Besides, nobody wants to be unwanted. A city always wants to be attractive. It wants people to want to be here. It wants people to want to live here. It wants vibrancy. It wants growth.

All of this, ALL of it, sounds positive and exciting. Chilling how much resistance to change is out there! None of these projects are "cutting edge", yet they are greeted as if they were experimental or dangerous developments.

The region just has to move beyond defining the 2 family home and the 6 unit brick apt building as the apex of development.

Any idea what the plans look like for the Holmes Dale replacement? wonder what the back story is to the demolition and replacement in one of Albany's better neighborhoods...where I wouldn't have expected a tear down and rebuild approach. (It was listed in the 230K range.....can't wait to see what the new house looks like!)

Hopefully these projects will all be built. It's crazy how anti-development and NIMBYist some people are around here, and then they wonder why so many people leave.
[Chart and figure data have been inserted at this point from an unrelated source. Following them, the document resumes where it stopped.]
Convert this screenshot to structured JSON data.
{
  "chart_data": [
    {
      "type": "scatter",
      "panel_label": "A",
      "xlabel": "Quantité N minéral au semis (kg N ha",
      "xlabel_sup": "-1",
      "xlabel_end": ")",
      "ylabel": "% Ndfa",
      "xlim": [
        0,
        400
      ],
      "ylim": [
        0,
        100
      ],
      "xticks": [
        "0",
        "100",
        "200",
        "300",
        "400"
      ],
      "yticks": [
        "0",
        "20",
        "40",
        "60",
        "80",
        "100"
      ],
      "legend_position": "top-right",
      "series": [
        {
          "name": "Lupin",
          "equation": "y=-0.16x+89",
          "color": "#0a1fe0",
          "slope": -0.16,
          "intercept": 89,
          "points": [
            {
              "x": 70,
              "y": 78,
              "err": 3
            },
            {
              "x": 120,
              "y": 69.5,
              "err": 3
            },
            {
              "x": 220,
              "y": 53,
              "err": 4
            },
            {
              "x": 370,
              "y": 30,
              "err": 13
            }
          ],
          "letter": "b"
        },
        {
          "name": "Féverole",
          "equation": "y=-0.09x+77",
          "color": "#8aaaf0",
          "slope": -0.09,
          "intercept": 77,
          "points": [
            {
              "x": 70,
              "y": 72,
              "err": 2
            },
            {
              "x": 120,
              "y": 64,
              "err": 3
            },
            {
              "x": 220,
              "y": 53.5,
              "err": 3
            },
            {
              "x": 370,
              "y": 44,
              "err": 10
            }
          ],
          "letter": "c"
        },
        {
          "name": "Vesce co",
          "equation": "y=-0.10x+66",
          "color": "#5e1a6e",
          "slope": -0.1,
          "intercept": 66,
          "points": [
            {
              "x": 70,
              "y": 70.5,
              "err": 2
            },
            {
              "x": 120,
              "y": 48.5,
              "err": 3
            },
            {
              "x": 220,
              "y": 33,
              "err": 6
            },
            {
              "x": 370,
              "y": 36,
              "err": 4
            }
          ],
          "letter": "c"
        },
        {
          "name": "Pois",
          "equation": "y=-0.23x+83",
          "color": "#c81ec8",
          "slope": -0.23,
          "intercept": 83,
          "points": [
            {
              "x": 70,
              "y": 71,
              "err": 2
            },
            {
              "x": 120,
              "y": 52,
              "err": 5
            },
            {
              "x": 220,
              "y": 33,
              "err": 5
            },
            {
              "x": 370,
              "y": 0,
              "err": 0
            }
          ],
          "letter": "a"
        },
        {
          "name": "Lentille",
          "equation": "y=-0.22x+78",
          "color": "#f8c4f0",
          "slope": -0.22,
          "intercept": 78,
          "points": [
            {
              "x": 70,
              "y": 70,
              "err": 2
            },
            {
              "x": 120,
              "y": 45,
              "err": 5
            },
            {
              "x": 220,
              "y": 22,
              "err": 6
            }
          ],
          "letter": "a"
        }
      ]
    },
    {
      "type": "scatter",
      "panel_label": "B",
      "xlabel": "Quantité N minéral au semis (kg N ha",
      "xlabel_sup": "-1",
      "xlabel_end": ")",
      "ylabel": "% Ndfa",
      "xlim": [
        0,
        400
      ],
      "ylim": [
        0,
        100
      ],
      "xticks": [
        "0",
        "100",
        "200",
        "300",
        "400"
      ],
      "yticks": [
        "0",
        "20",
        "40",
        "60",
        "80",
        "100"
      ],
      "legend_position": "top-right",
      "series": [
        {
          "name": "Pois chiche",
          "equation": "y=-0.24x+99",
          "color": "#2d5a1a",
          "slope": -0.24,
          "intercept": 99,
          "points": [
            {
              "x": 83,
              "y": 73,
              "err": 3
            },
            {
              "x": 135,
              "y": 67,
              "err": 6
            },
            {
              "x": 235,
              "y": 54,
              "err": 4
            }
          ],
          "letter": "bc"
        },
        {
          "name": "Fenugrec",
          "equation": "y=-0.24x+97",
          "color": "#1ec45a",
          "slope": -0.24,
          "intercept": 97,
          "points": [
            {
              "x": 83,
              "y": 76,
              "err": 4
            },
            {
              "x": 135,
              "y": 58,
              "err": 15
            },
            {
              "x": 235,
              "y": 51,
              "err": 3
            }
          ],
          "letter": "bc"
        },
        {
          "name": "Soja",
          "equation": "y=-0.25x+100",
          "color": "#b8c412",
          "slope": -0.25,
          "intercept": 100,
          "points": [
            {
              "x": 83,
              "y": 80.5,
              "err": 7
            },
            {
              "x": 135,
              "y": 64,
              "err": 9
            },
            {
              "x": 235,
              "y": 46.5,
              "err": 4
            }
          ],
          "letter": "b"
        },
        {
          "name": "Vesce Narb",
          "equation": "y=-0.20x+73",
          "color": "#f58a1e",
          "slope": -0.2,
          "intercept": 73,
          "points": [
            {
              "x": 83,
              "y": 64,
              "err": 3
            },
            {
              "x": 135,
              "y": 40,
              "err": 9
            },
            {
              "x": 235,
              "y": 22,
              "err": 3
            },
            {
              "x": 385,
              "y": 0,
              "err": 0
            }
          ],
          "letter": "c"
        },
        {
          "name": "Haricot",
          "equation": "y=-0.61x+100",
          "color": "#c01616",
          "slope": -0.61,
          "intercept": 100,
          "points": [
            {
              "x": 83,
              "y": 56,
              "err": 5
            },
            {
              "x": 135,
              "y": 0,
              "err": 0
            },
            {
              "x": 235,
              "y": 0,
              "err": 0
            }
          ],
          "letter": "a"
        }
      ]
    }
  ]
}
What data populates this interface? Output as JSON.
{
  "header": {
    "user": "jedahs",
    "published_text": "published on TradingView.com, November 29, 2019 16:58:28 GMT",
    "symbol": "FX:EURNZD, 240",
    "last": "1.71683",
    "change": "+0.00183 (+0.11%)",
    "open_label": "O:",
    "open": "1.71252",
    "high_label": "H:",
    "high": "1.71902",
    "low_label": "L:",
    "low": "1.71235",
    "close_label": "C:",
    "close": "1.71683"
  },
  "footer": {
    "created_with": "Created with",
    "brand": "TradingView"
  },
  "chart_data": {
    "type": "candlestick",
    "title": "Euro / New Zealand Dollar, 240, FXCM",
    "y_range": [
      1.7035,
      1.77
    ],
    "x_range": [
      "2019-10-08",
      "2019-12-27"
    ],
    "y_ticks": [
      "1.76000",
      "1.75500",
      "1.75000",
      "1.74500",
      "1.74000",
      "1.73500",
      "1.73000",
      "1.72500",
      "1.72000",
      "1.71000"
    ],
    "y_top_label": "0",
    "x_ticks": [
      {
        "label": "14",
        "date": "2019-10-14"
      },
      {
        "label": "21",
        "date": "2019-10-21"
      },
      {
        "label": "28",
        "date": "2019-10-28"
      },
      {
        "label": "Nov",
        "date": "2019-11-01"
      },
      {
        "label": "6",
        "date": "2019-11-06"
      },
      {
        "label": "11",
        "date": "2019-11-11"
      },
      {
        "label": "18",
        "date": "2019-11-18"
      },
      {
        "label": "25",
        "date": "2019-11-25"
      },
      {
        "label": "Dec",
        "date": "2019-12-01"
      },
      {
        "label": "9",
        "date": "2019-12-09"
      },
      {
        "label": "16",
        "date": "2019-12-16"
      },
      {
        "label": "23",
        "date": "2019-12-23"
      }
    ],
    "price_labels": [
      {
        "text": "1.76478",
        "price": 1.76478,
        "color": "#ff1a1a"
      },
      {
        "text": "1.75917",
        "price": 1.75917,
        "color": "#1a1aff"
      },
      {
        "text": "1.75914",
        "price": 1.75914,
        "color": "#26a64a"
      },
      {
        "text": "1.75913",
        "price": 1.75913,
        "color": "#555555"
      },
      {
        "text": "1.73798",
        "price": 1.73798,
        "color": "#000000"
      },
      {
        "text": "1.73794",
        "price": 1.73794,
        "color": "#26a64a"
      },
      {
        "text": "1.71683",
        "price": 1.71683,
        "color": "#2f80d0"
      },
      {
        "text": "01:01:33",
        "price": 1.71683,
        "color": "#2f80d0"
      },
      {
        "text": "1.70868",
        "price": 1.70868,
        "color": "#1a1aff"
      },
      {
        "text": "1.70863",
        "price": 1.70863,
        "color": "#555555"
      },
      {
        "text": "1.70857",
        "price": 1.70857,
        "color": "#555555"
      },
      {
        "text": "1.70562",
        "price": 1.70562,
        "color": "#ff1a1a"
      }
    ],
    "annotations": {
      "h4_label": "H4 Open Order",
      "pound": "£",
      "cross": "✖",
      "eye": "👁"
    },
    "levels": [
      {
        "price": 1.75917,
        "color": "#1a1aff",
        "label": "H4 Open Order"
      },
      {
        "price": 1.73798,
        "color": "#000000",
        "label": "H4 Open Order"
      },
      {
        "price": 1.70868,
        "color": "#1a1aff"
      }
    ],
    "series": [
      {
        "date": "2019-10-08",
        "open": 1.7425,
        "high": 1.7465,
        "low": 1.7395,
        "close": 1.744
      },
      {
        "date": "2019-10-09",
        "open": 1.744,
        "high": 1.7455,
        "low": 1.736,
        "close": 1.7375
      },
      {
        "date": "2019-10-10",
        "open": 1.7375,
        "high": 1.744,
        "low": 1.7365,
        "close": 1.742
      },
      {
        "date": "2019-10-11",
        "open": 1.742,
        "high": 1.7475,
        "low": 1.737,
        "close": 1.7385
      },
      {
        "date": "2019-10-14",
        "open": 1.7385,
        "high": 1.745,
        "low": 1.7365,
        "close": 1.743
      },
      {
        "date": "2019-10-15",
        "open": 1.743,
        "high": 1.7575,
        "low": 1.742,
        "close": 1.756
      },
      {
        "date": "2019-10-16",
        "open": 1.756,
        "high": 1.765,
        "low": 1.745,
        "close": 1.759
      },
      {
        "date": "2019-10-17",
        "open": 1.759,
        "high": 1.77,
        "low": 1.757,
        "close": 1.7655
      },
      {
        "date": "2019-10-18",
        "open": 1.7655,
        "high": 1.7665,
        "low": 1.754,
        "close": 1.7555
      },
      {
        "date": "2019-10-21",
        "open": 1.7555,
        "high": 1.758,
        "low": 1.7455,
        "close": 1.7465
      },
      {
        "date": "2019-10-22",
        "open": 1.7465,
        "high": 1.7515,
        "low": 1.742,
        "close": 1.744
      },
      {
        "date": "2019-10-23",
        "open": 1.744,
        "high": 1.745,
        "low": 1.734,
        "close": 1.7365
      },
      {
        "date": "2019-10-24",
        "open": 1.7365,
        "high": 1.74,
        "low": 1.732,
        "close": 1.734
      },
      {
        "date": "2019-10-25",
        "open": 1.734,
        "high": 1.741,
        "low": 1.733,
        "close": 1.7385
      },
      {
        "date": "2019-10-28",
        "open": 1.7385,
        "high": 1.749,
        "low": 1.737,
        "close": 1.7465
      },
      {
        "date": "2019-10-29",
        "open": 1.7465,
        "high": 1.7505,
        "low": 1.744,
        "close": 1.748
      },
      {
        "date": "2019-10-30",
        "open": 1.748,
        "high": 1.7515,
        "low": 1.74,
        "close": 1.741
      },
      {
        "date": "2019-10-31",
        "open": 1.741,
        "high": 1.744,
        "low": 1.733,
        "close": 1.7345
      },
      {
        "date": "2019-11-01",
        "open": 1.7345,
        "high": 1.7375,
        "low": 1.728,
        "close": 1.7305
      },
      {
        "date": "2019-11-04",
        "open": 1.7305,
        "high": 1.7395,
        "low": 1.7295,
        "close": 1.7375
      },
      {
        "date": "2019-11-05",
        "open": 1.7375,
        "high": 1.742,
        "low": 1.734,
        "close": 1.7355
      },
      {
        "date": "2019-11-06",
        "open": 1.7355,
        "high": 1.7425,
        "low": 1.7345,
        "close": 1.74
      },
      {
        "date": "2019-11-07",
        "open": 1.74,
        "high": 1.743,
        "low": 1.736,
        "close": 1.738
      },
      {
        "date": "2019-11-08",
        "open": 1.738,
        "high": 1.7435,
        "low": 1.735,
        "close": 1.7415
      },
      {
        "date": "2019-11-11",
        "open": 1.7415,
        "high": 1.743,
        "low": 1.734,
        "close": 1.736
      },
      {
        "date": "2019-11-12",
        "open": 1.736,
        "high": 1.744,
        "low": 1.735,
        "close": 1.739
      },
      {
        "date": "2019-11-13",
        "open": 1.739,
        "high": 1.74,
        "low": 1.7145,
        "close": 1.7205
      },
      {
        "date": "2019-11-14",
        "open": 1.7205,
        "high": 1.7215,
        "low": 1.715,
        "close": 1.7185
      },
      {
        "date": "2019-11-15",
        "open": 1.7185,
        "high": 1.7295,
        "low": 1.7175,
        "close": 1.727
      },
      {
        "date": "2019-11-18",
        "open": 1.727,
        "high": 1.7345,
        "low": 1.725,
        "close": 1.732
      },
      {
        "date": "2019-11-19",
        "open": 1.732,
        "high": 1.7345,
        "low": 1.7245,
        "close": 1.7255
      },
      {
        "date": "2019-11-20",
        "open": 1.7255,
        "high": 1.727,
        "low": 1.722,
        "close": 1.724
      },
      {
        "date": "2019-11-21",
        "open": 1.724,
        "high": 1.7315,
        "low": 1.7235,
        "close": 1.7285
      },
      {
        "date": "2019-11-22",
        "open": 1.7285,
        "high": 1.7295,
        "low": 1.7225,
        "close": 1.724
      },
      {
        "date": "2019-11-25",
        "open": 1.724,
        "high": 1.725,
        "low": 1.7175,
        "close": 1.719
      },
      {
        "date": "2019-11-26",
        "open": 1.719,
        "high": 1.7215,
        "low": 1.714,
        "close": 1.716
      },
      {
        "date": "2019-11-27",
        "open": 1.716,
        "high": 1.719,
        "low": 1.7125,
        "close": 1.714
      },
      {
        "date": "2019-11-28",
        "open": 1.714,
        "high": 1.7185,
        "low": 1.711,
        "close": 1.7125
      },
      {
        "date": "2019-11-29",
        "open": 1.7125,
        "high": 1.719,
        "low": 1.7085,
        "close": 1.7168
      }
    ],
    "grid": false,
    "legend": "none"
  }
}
It's fine if they build a house or move in, but then they want to close the door to everyone else.

So let me get this right.....people would prefer to live in nice cities???Had no idea.....ps please do ANYTHING to prevent playdium buildings from looking like the 1950’s Soviet Union as depicted......has anyone on the website or developing these projects ever been to or lived in any nice cities????

Had to laugh along with the frustration expressed by BS (and PK) in their Oct 22 comments....I'm pretty well convinced that the decision makers and many, many residents have NOT experienced "nice cities" or truly vibrant urban areas or traveled more than 100 miles from here (except for a ball game or a trip to Florida or Myrtle beach).

there are many cities that "work" as vibrant centers balancing out life and work and business. This Region has all the ingredients to be successful, but it takes some vision, less parochialism, and moderate risk. (Actually it is ALLOWING others to take risks...with their money and investments in our Region, the neighbors IMO mis-perceive that these development ideas are under their control AND expose them to some great risk. (The idea will fail, flourish or maintain the status quo FOR THE DEVELOPER. Is the neighborhood any worse off with a mediocre, occupied building than an empty lot? or an empty bowling alley? How much more tax dollars flow in because of the development ? Without investment and development, do the neighbors understand that the Northeast "brain drain" and "youth flight" Accelerates? (which leads to a decline in property values and increase in taxes?) standing still isn't an option

(yeah, I'm a bit frustrated too!)
:-)

I guess I never saw the renderings for 705 Broadway, but that (as well as the building proposed for the lot across from the post office annex) is going to dramatically change the character of the area. Not saying it's a bad (or good) thing, it's just going to be an interesting transformation.

Albany needs to get over itself and greenlight some of these housing projects. The "Tech Valley" workers we're so desperate to attract want attractive, urban spaces. Not dilapidated post-war duplexes, we've got neighborhoods full of rotten ones already. Not ancient low rise apartment buildings. Not 30 mile commutes from some distant suburbs.

They don't want highways and massive parking lots. They want functional, modern public transit.

Albany, put some makeup on and maybe you'll get asked on a date. Otherwise keep sitting by the phone, I'm sure he'll call any day.

Sean and jsc you are right.

Sadly what you are both pointing to as the obstacle is our 19th century political leadership. If they can't control it they don't want it. Nothing has changed.

@jsc: The short presentation re: Holmes Dale mentioned that the new house would be roughly the same footprint as the old one, but there wasn't much discussion beyond that. I haven't been over to see the site and its condition, but the neighbor who spoke sounded very happy that someone was doing something with the property.